MEHMETÇİK POLİKLİNİĞİ

. Mehmetçik polikliniği hakkında bilgi verir misiniz?
“Türk Silahlı Kuvvetleri’ndeyken er polikliniği isminde poliklinikler vardı. Ama Mehmetçik demekle onlara daha fazla önem arz etmiş oluyorsunuz; onlar bizim her şeyimiz. Adına Mehmetçik poliklinikleri dedik ve Türkiye’de ilk defa bizim hastanemizde bu ismi koyduk. Mehmetçiklerimize başka hastalardan izole bir ortamda belli poliklinik dallarda iç hastalıkları, kulak-burun-boğaz, ortopedi, nöroloji, göz gibi en çok ihtiyaç olan alanlarda sadece  askerlerimize has poliklinikler açtık.”

. Sivil hastalar hangi branşlar için Sultan Abdülhamid Han Eğitim ve Araştırma Hastanesi’ne başvurmalı?
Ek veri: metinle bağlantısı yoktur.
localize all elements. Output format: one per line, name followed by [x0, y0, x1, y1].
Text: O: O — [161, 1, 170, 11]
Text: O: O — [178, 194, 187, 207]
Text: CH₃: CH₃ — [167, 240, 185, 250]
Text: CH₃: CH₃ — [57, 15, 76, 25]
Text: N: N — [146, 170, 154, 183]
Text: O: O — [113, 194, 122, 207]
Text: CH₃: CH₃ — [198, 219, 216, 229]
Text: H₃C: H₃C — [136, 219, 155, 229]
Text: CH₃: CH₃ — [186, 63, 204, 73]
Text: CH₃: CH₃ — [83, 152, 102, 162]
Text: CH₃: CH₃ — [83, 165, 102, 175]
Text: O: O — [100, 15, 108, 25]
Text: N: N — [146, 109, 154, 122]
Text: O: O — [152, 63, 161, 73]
“Sultan Abdülhamid Han Eğitim ve Araştırma Hastanesi halka tam kapasite ile açılmış durumda. Başta beyin cerrahisi, ortopedi, üroloji, göz, dahiliye, göğüs hastalıkları poliklinikleri olmak üzere tam kapasiteyle hizmet verilmektedir. Anadolu yakasının en büyük göğüs hastalıkları kliniği olan Süreyyapaşa’dan sonra gelmektedir. Randevu sürelerimiz çevremizdeki diğer hastanelerle kıyaslanamayacak kadar kısadır. Örneğin cildiye polikliniğinde 2-3 gün gibi kısa süre içerisinde gün verilmektedir. 184’ten ya da internet ortamında halkımız rahatlıkla randevu alabilirler. Randevusuz hasta da bakılmaktadır.”